Pagi sekali, Annora sudah bangun. Tempat tidur pun sudah rapi. Tidak seperti Annora aslinya. Hari ini, dia sudah mempersiapkan diri. Hm, lebih tepatnya sudah mempersiapkan diri dari semalam. Ya, Annora akan bersekolah kembali. Bukan masalah pelajaran yang ditakuti, namun orang-orang seperti apa yang bakalan dihadapi.
“Annora, bersemangatlah! Kau bukan lagi gadis yang berumuran tujuh belas tahun. Ingat itu!” katanya sembari menepuk pipi. Itu adalah mantra untuk menguatkan diri. Kali ini dia tidak menyebutkan dirinya ‘Yana’ tapi ‘Annora’, karena takut ketahuan nantinya. Entahlah, meski ada yang percaya atau tidak tentang apa yang terjadi pada dirinya.
Di depan cermin, Annora sedang menyisir rambut cokelatnya.

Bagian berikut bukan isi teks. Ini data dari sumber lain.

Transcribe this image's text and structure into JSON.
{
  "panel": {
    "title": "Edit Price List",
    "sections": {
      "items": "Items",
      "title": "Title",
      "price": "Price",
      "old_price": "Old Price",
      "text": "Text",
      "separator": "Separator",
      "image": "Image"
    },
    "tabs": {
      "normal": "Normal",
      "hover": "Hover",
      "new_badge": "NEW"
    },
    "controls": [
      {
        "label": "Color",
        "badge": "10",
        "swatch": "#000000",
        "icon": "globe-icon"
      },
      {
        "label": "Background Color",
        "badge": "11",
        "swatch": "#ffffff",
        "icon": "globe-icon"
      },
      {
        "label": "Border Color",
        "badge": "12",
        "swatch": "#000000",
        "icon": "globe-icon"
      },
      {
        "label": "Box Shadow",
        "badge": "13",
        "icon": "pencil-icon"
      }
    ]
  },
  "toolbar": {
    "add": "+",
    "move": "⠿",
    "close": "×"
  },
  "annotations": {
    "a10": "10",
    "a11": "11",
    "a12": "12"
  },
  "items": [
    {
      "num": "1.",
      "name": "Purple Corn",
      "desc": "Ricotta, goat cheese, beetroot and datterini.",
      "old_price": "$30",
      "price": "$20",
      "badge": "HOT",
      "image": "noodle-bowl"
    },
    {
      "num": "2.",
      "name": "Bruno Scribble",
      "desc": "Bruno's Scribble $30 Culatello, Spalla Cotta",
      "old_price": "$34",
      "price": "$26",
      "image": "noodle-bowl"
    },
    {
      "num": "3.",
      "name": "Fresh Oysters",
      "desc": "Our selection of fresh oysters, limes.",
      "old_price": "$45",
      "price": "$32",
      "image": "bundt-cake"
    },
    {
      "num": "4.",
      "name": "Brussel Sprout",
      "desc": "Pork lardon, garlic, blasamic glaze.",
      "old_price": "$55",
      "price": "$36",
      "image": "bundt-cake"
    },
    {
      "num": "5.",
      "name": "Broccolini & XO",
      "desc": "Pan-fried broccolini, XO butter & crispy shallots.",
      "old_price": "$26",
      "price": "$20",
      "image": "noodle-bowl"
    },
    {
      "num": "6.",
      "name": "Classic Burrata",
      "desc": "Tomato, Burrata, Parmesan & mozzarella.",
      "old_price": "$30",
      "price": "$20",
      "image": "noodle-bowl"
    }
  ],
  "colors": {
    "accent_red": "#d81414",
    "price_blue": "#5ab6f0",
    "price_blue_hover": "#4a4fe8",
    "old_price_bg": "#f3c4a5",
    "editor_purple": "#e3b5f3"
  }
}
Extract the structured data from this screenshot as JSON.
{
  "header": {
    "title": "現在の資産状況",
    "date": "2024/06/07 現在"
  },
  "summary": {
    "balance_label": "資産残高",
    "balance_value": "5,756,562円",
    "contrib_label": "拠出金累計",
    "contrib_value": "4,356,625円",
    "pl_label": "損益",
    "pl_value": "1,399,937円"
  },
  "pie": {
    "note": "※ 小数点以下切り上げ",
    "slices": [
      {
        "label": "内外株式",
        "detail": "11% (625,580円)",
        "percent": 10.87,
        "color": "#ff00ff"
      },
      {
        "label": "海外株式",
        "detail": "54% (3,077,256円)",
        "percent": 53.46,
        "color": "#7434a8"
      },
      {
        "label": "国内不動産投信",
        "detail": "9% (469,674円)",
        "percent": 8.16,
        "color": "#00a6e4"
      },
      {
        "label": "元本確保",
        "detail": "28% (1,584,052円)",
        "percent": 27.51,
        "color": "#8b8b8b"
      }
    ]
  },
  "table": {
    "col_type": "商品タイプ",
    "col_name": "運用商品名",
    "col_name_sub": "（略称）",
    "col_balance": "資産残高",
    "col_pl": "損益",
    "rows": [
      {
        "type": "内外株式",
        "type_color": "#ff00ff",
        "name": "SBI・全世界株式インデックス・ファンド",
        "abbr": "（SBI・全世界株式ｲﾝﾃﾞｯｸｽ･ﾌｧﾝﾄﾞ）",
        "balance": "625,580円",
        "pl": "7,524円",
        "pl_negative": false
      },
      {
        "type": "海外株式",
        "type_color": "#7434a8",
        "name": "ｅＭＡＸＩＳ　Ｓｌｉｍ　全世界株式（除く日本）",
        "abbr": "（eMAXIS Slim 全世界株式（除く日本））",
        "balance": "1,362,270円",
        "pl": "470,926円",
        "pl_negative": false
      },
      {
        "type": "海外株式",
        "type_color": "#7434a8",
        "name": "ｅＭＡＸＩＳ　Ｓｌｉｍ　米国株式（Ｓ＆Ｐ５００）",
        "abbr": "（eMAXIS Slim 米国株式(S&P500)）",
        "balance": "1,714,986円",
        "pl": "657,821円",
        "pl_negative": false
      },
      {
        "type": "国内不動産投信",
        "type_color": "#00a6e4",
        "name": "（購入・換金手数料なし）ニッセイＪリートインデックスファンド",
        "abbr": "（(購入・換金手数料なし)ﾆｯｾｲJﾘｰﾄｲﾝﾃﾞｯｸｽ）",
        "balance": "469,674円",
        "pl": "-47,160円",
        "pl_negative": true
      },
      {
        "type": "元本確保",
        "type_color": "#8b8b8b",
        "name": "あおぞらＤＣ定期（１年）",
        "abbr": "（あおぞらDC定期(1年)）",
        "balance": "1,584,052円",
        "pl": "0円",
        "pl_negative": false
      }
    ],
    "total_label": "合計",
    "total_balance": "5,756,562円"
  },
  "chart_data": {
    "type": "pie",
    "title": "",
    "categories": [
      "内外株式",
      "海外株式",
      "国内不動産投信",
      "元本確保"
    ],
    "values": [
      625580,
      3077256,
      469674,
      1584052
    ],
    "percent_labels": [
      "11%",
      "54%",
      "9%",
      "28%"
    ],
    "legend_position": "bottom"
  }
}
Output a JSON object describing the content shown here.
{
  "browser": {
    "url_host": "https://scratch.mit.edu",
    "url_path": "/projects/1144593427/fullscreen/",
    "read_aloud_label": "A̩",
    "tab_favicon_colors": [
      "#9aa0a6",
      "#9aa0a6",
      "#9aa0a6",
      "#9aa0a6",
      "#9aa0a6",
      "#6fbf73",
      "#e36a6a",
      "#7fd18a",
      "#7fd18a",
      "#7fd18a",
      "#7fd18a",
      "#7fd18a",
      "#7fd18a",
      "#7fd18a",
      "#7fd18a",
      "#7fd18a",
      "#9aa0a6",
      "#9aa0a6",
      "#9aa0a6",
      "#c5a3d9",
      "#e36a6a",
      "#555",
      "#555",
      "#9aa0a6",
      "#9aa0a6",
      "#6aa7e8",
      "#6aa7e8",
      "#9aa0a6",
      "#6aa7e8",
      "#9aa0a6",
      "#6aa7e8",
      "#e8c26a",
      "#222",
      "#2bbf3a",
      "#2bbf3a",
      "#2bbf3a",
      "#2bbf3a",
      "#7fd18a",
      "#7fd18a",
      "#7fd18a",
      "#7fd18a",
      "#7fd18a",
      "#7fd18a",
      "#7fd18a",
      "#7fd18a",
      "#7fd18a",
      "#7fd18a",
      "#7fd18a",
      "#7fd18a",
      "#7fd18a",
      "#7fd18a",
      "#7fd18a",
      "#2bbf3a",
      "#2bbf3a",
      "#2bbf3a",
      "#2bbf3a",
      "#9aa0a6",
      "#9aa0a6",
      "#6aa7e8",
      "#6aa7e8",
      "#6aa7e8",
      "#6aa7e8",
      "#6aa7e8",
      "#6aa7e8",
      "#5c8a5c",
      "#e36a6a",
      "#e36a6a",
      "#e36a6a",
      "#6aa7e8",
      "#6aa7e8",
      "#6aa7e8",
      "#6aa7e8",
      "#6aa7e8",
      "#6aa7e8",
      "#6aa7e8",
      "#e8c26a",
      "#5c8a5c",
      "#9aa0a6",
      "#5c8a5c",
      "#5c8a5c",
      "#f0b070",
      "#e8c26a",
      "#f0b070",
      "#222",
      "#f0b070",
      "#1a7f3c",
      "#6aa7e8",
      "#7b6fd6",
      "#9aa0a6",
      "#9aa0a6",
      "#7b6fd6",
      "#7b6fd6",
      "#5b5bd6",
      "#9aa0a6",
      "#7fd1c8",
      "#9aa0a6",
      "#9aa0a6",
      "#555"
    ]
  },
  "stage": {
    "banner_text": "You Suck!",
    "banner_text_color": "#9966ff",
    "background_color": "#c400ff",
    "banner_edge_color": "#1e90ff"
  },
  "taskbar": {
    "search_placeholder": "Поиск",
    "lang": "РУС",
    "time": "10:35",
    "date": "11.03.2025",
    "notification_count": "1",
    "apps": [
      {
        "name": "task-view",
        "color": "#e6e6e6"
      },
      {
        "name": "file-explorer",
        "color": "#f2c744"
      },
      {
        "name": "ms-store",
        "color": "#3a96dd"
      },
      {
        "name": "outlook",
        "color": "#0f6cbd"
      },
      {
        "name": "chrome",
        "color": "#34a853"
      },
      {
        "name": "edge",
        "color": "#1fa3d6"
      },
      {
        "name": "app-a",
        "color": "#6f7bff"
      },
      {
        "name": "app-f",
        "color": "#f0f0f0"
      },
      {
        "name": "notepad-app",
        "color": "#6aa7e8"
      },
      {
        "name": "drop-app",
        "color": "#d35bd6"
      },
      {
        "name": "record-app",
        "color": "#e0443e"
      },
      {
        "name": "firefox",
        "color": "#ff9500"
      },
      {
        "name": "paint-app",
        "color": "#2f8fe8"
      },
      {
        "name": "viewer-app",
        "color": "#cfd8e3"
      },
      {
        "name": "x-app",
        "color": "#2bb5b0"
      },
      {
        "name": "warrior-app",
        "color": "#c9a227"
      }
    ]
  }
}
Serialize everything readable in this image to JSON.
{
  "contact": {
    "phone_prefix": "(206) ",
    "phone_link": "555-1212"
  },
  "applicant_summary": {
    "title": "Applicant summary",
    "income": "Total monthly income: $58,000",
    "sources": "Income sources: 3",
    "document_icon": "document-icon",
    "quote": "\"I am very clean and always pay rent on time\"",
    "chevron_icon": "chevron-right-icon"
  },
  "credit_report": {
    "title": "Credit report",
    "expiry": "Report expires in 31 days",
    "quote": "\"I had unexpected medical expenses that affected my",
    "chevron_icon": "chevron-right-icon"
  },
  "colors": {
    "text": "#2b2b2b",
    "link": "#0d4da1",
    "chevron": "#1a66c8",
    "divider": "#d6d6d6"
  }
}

Dulu dia memang suka warna rambut seperti ini sampai-sampai dia ingin mewarnai rambut hitamnya menjadi cokelat, tapi Elmira, sang sahabat melarang. Katanya, itu tidak cocok untuk penampilan Yana. Kulit sawo matang Yana memang cocok dengan rambut hitam. Elmira memang sahabat baik, Yana bersyukur berkenalan dengan dirinya.
“Aku merindukanmu, El,” gumamnya mengingat wajah sang sahabat. Kemudian dia menggeleng, ini bukan saatnya untuk mengingat Elmira. Sepertinya dia akan mempersiapkan diri dulu untuk bertemu sahabatnya dan juga mereka, orang yang membuat Yana ingin bunuh diri.
“Aku sudah siap!” serunya di depan cermin. Rambut cokelatnya sudah dikuncir satu, agak tinggi. Sebelum beranjak ke luar, Annora menundukkan kepala, melihat rok cokelat tua petak-petak bergaris merah. “Apa roknya memang sependek ini?” Sepertinya aku akan membeli rok baru, sambungnya dalam hati.
“Annora, bangun—”
Annora menoleh pada sumber suara. Sang mama sudah berdiri di depan pintu dengan ekspresi terkejut.
“Kamu sudah bangun, Sayang?” tanya sang mama. biasanya Annora dibangunkan setiap paginya, kalau tidak begitu dia tidak bangun-bangun.
Gadis itu menganggguk lalu tersenyum.
“Pagi, Ma!” sapanya.
“Pagi, Sayang.” Kecupnya pada pucuk kepala sang anak. “Ayo turun, Bi Ita dan mama sudah menyiapkan sarapan untukmu.”
***
Annora masih terpaku di dalam mobil. Mataya tak henti memperhatikan sekolah swasta yang luar biasa itu. Tidak hanya besar, namun juga bertingkat. Sekolah swasta yang terkenal di kota ini. Yang bayarannya tak bisa dia bayangkan.